Two good things about professional sports systems in America

As a big NBA fan, I have always been perplexed by the hatred towards the Golden State Warriors. The chief reason for it is that GSW has too many All Stars and that it is unfair to compete against them. I just find it hard to comprehend. If you look at football (I prefer football, but you may know it as soccer), GSW’s dominance is nowhere near the dominance that household names such as Bayern Munich, Barcelona or Real Madrid has enjoyed for DECADES, if not years. Real Madrid and Barcelona together have won 58 out of 87 La Liga titles. Bayern Munich won 27 out of 56 Bundesliga titles. Together, those three clubs have won 22 of 64 Champions League titles, with Real Madrid winning a record of 13 and the last 4 out of 5. The odds of these clubs not winning their domestic leagues are just slim. Betting against them is almost as good as throwing money away.

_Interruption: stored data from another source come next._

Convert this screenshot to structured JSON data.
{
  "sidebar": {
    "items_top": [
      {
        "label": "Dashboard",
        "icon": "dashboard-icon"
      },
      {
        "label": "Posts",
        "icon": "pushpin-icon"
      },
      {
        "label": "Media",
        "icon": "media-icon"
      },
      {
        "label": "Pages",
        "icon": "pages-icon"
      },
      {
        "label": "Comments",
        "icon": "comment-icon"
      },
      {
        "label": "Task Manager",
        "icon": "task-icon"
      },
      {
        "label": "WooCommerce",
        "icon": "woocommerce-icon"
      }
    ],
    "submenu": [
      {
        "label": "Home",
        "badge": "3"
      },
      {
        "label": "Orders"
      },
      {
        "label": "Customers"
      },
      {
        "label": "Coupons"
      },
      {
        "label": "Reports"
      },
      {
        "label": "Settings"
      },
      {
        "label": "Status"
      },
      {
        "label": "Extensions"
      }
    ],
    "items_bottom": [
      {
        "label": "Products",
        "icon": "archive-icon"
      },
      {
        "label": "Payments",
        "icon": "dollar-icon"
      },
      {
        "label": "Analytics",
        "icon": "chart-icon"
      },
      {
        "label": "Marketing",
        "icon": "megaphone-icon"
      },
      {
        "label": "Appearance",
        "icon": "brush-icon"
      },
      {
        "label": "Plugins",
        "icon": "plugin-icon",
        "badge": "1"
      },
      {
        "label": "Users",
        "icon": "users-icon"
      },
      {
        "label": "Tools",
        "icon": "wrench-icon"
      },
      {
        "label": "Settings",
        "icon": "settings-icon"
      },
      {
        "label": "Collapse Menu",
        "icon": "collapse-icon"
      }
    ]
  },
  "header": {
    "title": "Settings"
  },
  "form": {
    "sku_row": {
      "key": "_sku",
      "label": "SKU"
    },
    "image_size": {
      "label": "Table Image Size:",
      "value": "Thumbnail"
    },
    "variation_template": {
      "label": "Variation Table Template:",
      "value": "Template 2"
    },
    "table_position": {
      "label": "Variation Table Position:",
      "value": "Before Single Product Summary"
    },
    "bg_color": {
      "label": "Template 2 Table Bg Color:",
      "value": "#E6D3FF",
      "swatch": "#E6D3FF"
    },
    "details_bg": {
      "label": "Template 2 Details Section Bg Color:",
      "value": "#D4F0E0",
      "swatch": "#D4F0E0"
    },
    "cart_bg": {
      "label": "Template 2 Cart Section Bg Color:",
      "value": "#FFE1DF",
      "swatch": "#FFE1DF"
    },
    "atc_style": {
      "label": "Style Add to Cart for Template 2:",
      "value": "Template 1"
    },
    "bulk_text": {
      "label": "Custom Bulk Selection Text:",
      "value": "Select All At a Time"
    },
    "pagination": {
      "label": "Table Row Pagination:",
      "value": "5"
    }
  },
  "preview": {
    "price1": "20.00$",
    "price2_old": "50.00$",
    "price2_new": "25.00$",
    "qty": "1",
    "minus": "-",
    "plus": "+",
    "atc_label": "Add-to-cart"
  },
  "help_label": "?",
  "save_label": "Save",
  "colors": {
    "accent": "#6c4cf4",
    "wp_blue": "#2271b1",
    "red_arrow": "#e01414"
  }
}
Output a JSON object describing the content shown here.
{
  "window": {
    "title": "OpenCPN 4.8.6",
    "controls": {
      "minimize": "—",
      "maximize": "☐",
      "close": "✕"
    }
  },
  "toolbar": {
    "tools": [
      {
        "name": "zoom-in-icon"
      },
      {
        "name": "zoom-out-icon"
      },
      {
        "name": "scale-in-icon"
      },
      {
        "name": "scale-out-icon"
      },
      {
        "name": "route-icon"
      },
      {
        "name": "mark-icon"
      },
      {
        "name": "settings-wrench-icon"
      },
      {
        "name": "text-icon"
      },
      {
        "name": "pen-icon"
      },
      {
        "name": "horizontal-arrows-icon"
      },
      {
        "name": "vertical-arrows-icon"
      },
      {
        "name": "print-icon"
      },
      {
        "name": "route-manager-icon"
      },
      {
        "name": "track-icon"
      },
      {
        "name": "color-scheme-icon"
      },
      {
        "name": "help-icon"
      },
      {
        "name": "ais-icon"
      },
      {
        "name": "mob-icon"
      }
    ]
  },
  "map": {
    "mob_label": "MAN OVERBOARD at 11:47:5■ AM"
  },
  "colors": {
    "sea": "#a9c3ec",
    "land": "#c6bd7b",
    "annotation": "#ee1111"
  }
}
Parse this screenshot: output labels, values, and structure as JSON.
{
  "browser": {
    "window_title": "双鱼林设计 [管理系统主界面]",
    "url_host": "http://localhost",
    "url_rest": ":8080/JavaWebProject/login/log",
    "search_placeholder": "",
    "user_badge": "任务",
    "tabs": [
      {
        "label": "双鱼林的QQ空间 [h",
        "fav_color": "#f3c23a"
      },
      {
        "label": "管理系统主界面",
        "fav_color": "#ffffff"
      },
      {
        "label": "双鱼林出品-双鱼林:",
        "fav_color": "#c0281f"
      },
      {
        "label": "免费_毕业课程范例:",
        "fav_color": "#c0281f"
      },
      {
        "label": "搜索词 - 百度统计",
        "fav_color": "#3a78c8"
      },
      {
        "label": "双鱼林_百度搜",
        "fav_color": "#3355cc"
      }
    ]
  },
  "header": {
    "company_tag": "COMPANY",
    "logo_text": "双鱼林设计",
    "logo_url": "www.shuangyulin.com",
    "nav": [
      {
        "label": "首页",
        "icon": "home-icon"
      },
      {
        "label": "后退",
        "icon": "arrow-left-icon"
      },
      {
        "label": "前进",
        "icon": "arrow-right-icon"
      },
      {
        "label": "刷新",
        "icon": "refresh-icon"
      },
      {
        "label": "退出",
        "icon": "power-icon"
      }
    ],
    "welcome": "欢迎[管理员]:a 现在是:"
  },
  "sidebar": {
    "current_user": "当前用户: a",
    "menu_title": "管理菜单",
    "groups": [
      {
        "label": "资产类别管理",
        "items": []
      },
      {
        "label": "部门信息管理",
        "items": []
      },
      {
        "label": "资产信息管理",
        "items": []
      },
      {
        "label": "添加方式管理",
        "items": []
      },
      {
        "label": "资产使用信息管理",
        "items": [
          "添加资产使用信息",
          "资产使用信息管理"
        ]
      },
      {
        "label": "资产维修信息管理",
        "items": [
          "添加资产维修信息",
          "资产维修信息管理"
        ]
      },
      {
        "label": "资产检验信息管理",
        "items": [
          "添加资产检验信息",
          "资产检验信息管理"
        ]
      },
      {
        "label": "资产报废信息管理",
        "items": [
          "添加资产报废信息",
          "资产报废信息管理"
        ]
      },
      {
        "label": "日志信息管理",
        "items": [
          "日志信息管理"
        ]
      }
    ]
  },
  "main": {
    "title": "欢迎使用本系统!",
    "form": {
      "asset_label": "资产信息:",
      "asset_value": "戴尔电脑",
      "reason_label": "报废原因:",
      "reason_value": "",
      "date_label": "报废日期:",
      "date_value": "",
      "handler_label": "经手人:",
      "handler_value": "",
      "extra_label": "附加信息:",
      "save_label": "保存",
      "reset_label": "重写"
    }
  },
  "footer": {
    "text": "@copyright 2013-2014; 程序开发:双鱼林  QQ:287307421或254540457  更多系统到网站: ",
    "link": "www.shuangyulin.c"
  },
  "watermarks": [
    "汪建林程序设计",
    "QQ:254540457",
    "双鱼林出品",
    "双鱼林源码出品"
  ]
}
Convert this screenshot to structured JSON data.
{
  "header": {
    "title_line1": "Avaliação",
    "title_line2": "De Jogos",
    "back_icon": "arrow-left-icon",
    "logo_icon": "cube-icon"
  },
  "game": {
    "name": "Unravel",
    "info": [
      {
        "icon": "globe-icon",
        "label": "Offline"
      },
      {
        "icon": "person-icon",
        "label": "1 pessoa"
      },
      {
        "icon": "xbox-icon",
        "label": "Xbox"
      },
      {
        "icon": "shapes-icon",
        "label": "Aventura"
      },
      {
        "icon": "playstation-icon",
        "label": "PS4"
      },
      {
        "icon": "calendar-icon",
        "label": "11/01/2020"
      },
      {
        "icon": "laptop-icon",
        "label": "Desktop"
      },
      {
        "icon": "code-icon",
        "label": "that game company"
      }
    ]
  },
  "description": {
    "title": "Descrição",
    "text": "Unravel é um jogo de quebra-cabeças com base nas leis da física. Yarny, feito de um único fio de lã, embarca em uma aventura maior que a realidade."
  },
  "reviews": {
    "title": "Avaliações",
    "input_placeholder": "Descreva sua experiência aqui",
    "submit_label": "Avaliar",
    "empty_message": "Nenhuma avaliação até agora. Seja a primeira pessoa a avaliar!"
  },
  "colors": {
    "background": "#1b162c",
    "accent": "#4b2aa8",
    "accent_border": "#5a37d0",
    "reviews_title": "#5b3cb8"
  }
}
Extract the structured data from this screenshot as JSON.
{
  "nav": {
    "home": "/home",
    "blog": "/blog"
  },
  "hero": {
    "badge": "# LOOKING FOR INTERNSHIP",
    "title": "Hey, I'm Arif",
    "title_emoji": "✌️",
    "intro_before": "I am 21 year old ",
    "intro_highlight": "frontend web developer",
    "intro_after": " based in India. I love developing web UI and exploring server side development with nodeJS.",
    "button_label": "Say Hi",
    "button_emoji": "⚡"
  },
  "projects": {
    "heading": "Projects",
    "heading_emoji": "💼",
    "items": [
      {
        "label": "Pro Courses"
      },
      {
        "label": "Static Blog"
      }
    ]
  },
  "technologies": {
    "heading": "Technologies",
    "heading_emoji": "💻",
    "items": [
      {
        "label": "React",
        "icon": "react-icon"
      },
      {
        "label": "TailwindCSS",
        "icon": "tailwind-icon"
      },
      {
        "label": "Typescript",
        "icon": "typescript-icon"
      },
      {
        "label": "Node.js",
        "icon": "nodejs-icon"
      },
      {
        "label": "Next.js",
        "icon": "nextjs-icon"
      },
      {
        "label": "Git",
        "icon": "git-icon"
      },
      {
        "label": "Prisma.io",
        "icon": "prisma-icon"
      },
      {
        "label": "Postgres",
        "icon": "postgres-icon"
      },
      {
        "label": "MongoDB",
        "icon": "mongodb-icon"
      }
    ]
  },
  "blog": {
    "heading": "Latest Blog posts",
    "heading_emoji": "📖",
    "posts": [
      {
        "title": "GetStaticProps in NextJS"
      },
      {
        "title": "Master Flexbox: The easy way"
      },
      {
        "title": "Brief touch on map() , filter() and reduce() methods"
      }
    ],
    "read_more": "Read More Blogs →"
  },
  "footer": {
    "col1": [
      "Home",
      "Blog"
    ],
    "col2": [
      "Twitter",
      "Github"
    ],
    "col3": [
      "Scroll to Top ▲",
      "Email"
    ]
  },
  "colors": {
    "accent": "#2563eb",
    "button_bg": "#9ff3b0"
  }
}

These clubs have infinite finance and resources. They have money, brand name, legacy, scouts and infrastructure to attract any footballer in the world. It’s every player’s dream to play for Real Madrid or Barcelona. Even players at some of the biggest clubs in the world such as Manchester United or Liverpool want to play for the top two clubs at one point in their career. Unfortunately, there is no cap limit in football. There are some financial restrictions that forbid clubs to be in too much debt, but given these clubs outrageous abilities to generate revenue, these rules mean little to them. At one point, Real Madrid consecutively made record transfers with Figo, Zidane, Kaka, Cristiano Ronaldo and Gareth Bale.

That’s why I really love the draft pick and salary cap enforced on American sports teams. The two policies level the playing field much more than what happens in football. Draft picks allow inferior teams a chance at future stars. Salary caps ensure that teams cannot buy their way to success. Even if teams want to stack superstars, they run a risk of a hefty tax bill unless somehow they convince some of their stars to take a pay cut. Then, it becomes a management issue, not the money issue any more. If somehow a team can convince the likes of Durant to take a pay cut to help the team succeed, how can you dislike them? If that were your team, would you think that the criticism was fair?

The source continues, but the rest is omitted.